Review: Professor Layton VS Phoenix Wright Ace Attorney
Crossovers. We all love them. And the famous combination of Professor Layton and the Ace Attorney franchise has been a remarkably successful one, having been enjoyed in Japan and Europe for some time now. But with the game touching down Stateside, Nintendo, Capcom and Level-5 have been affording the title extra attention — and, as we return to the title to peruse its brilliance once again, it seems such attention is extended with good cause.
You’re likely familiar with the concept by now. Professor Layton VS Phoenix Wright Ace Attorney cannily blends characters, concepts and gameplay mechanics from both of its namesake franchises, resulting in a fusion of brain-fuddling puzzles and wittily-written courtroom japes. Although commencing in London, in some thoroughly enjoyable opening gambits that fling both Wright and Layton into the depths of Level-5’s endearing — if misguided — perception of London as a Spire-less, Eye-less, twee Victorian city of bumble-kooks and gadabouts, the gleeful plot twists soon fling the hapless brainiacs — and their respective plucky assistants — into the depths of Labyrinthia.
It’s a premise that takes the characters out of their respective worlds, yet proves an ingenious twist — the folk of Labyrinthia are a suspicious bunch, explaining any and all odd circumstances as witchcraft. Wright and Layton, united in their drive to protect wide-eyed waif Espella from such accusations, soon find themselves engaged in a plot filled with twists and turns that will have players sputtering at the screen with incredulity. There are some surprisingly grim and harrowing moments, and the writing and voice acting is uniformly excellent (although we’re not thoroughly convinced by Maya Fey’s vocal performance — not quite ‘maniacal-hyper-bohemian-chick-on-espresso’ enough).
To spill further beans on the plot would be to do our readership a grave dissservice, for its joys and foibles are best explored personally — but it’s among the most compelling plotlines exprienced by your humble writer this year, with plenty for fans and newcomers. The intelligent blend of gameplay mechanics — such as how Phoenix Wright’s performance in court adds to his ‘Credibility’ score, which translates into the universal Layton currency of Picarats — is a treat. We also love the combination of musical themes, although the theme when wandering the streets of Labyrinthia can feel a tad overused.
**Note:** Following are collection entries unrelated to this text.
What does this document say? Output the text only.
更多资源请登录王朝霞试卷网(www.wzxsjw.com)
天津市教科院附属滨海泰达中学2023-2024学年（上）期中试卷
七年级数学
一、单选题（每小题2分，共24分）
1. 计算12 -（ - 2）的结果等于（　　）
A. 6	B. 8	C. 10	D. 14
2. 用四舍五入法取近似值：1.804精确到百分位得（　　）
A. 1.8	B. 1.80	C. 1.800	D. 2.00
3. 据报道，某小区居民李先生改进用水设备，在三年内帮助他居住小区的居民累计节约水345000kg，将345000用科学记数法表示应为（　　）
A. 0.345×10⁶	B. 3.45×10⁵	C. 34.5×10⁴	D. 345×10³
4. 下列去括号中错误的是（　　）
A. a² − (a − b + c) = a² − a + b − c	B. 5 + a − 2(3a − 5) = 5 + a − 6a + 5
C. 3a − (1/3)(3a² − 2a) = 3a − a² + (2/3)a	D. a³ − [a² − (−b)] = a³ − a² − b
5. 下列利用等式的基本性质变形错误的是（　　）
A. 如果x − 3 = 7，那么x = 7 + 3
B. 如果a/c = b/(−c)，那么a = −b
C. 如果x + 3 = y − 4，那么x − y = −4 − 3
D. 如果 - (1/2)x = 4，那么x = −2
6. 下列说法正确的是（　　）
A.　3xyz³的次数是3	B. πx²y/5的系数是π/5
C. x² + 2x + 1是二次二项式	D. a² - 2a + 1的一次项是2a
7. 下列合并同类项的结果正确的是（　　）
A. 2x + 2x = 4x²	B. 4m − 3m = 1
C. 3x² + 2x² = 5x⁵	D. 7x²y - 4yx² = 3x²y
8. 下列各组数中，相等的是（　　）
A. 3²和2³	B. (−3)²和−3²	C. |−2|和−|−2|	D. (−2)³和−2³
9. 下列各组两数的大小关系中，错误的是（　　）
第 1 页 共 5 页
Visually, the game stacks up well. The colours are not as vibrant as Ace Attorney: Dual Destinies — which we also thoroughly enjoyed — although they blend the disparate art-styles of the worlds that have been mashed together to form this gaming gem with great effect. Characters from both the Layton and Ace Attorney franchises are known for their unique demeanours and wild dispositions, and you can expect no less here — yet character depth remains humbling and strong, which in itself is a fine feat, given the art-style. You don’t need to see every pore in a game character’s face to feel their plight, after all.
Overall, gameplay is paced more effectively than Dual Destinies, and by the strength of the combined gameplay styles, and the opportunities this creates — you can use Layton‘s Hint Coins in court, for example, which is a real boon but still makes you do some mental legwork — are stellar.
Overall, Professor Layton Vs Phoenix Wright Ace Attorney is an absolute treat, for old hands and new fans alike. We’re hoping it paves the way for more from both of these respected franchises, however often each may be hinted to be fading into obscurity — videogames need these thoughtful, humorous, charming diversions in the growing sea of po-faced serious stroppy grump-fests that define much of the modern medium. From Maya Fey’s irrepressible optimism to Phoenix Wright’s ever-harrowed inner monologue, from Layton’s affable smugness to to Luke’s beady-eyed curiosity, this is a game packed with characters you’ll love. Inquisitor Barnham, Labyrinthia’s version of a Chief Prosecutor, is a beast to overcome — and the denizens of Labyrinthia themselves are burgeoning with brain-teasers that ensure that the good Professor can nary walk the streets without being hassled to solve an ingenious skull-scratcher.
And we wouldn’t have it any other way — it’s a fusion of franchises so perfect, that we almost feel it would be a crime to now play either a Layton or Wright game separately. But the real crime would be not to play this 3DS fan-pleaser at all — indeed, more than just fanservice, it’s a viable addition to both respective characters’ libraries, and will keep you fixated at your stereoscopic screen for hours, brain engaged, eyes wide and the plot, once more, about to ingeniously contort again before your very vision. Utterly enjoyable.
Version reviewed: 3DS
Professor Layton vs Phoenix Wright Ace Attorney is out on 3DS now.